De minuscules fleurs blanches, à la base verdâtre veinée de bordeaux, attirent l’attention de la botaniste. « Ce sont des compagnons blancs, indique-t-elle. Elles s’ouvrent le soir, car elles sont pollinisées par un papillon de nuit. » Cette plante est caractéristique des « sols nitrophiles », peut-on lire dans la Flore. « Cela signifie qu’elle pousse sur des sols enrichis en nitrates, où des humains et des animaux ont uriné et déféqué. Comme la grande ortie et l’orge des rats », traduit Audrey Muratet. Quelques pas plus loin cohabitent la moutarde sauvage, les ombelles graciles de la carotte sauvage et une grosse touffe de trèfle blanc. Ainsi qu’une drôle de plante aux feuilles vertes rigides enroulées en cornet autour de la tige, toutes remplies d’eau. « On l’appelle cabaret aux oiseaux parce qu’ils peuvent s’y abreuver », sourit la botaniste. Sur un carré de végétation d’un mètre de côté — l’unité scientifique pour réaliser un inventaire dans les règles de l’art —, les espèces différentes se comptent par dizaines. « Notre Flore présente 258 espèces. Mais en réalité, nous en avons observé beaucoup plus. Nous avons fait le choix de ne présenter que les plantes les plus communes. »
Ces végétaux ont développé d’étonnantes stratégies de survie en milieu hostile. Ainsi, le fromental peut croître dans des sols pollués au cadmium. Pratique quand on sait que les friches s’implantent souvent sur d’anciens sites industriels gorgés de métaux lourds et d’hydrocarbures. « Sans aller jusqu’à parler de phytorestauration de terres contaminées, certaines plantes peuvent capter les polluants dans leurs racines puis dans leurs tissus et éviter qu’ils ne contaminent l’eau », précise l’écologue. Leurs modes de reproduction sont tout aussi inventifs, poursuit-elle en saisissant le fruit minuscule d’une grande chélidoine, communément appelée « herbe aux verrues » : « Les graines sont dotées d’un appendice charnu et sucré dont raffolent les fourmis. Ces dernières assurent la dispersion en les rapportant dans leur fourmilière, en mangeant l’appendice et en jetant la graine ! »

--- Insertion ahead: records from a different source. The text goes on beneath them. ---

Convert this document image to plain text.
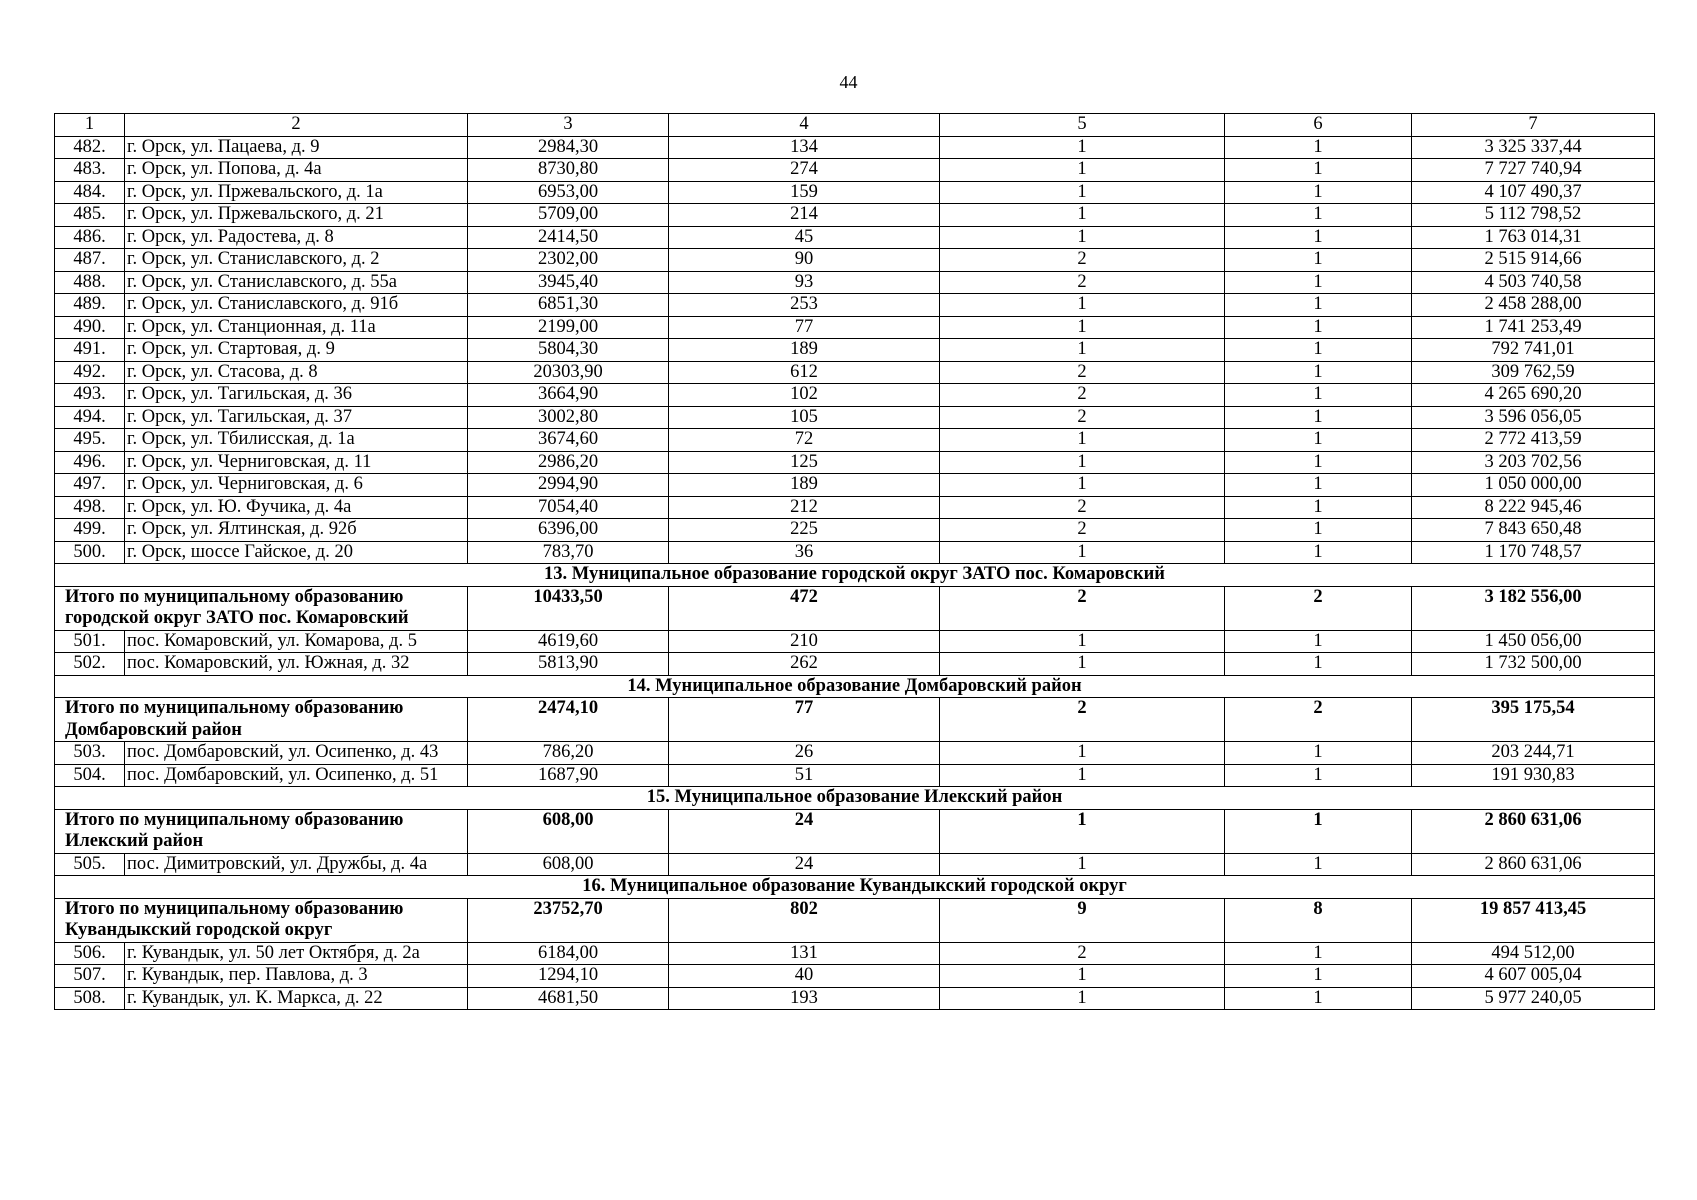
44
1	2	3	4	5	6	7
482.	г. Орск, ул. Пацаева, д. 9	2984,30	134	1	1	3 325 337,44
483.	г. Орск, ул. Попова, д. 4а	8730,80	274	1	1	7 727 740,94
484.	г. Орск, ул. Пржевальского, д. 1а	6953,00	159	1	1	4 107 490,37
485.	г. Орск, ул. Пржевальского, д. 21	5709,00	214	1	1	5 112 798,52
486.	г. Орск, ул. Радостева, д. 8	2414,50	45	1	1	1 763 014,31
487.	г. Орск, ул. Станиславского, д. 2	2302,00	90	2	1	2 515 914,66
488.	г. Орск, ул. Станиславского, д. 55а	3945,40	93	2	1	4 503 740,58
489.	г. Орск, ул. Станиславского, д. 91б	6851,30	253	1	1	2 458 288,00
490.	г. Орск, ул. Станционная, д. 11а	2199,00	77	1	1	1 741 253,49
491.	г. Орск, ул. Стартовая, д. 9	5804,30	189	1	1	792 741,01
492.	г. Орск, ул. Стасова, д. 8	20303,90	612	2	1	309 762,59
493.	г. Орск, ул. Тагильская, д. 36	3664,90	102	2	1	4 265 690,20
494.	г. Орск, ул. Тагильская, д. 37	3002,80	105	2	1	3 596 056,05
495.	г. Орск, ул. Тбилисская, д. 1а	3674,60	72	1	1	2 772 413,59
496.	г. Орск, ул. Черниговская, д. 11	2986,20	125	1	1	3 203 702,56
497.	г. Орск, ул. Черниговская, д. 6	2994,90	189	1	1	1 050 000,00
498.	г. Орск, ул. Ю. Фучика, д. 4а	7054,40	212	2	1	8 222 945,46
499.	г. Орск, ул. Ялтинская, д. 92б	6396,00	225	2	1	7 843 650,48
500.	г. Орск, шоссе Гайское, д. 20	783,70	36	1	1	1 170 748,57
13. Муниципальное образование городской округ ЗАТО пос. Комаровский						
Итого по муниципальному образованию городской округ ЗАТО пос. Комаровский		10433,50	472	2	2	3 182 556,00
501.	пос. Комаровский, ул. Комарова, д. 5	4619,60	210	1	1	1 450 056,00
502.	пос. Комаровский, ул. Южная, д. 32	5813,90	262	1	1	1 732 500,00
14. Муниципальное образование Домбаровский район						
Итого по муниципальному образованию Домбаровский район		2474,10	77	2	2	395 175,54
503.	пос. Домбаровский, ул. Осипенко, д. 43	786,20	26	1	1	203 244,71
504.	пос. Домбаровский, ул. Осипенко, д. 51	1687,90	51	1	1	191 930,83
15. Муниципальное образование Илекский район						
Итого по муниципальному образованию Илекский район		608,00	24	1	1	2 860 631,06
505.	пос. Димитровский, ул. Дружбы, д. 4а	608,00	24	1	1	2 860 631,06
16. Муниципальное образование Кувандыкский городской округ						
Итого по муниципальному образованию Кувандыкский городской округ		23752,70	802	9	8	19 857 413,45
506.	г. Кувандык, ул. 50 лет Октября, д. 2а	6184,00	131	2	1	494 512,00
507.	г. Кувандык, пер. Павлова, д. 3	1294,10	40	1	1	4 607 005,04
508.	г. Кувандык, ул. К. Маркса, д. 22	4681,50	193	1	1	5 977 240,05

« La plus grande biodiversité urbaine en faune et en flore »
Pourquoi s’intéresser à ces espaces à première vue peu attrayants ? « Les friches sont méconnues et même mal-aimées, dépréciées. Pourtant, les études réalisées partout en Europe montrent qu’elles intègrent la plus grande biodiversité urbaine en faune et en flore », souligne Audrey Muratet. D’autant qu’elles peuvent arborer des visages très différents en fonction de leur âge. D’abord, la cymbalaire, le grand plantain ou encore l’orpin blanc colonisent les interstices des dalles de béton, les trous dans le bitume ou le ballast. Puis s’invite le cortège des plantes pionnières, éphémères et prolifiques en graines, emmenées par le coquelicot et la moutarde des champs. « C’est ensuite l’explosion des bisannuelles : onagres, vipérines, bouillons blancs », décrit la botaniste. Ce n’est qu’ensuite que la friche se change en prairie, puis en fourrés hérissés de ronces et d’aubépines. À la fin vient la forêt. « Mais en réalité, il est très difficile de trouver un milieu homogène, nuance Audrey Muratet. Nous le voyons sur cette friche : le coquelicot et la moutarde, pionnières, côtoient les dipsacus et les bardanes des friches, les graminées des prairies et les ronces des fourrés. »
Par ses recherches dans le cadre du Muséum national d’histoire naturelle (MNHN), la botaniste a mis en évidence le rôle des friches comme espaces-relais entre de gros réservoirs de biodiversité, les fameuses « trames vertes et bleues ». Autrement dit, elles permettent aux animaux des villes — insectes, papillons mais aussi mammifères comme le renard — de se déplacer au gré des tâches vitales qu’ils doivent accomplir, reproduction, nourriture, repos. Ainsi, une étude menée par le biologiste David Gutiérrez dans le nord du Pays de Galles a révélé que le nombre de friches avait un effet significatif sur le taux de survie du point de Hongrie, un papillon rare. Si leur rôle est complémentaire de celui des autres espaces verts urbains, comme les jardins publics et les cimetières, elles ne peuvent le remplir qu’à deux conditions : « Une surface minimale de 2.500 mètres carrés et une distance de quelques centaines de mètres maximum entre elles, sans quoi elles ne peuvent plus communiquer. »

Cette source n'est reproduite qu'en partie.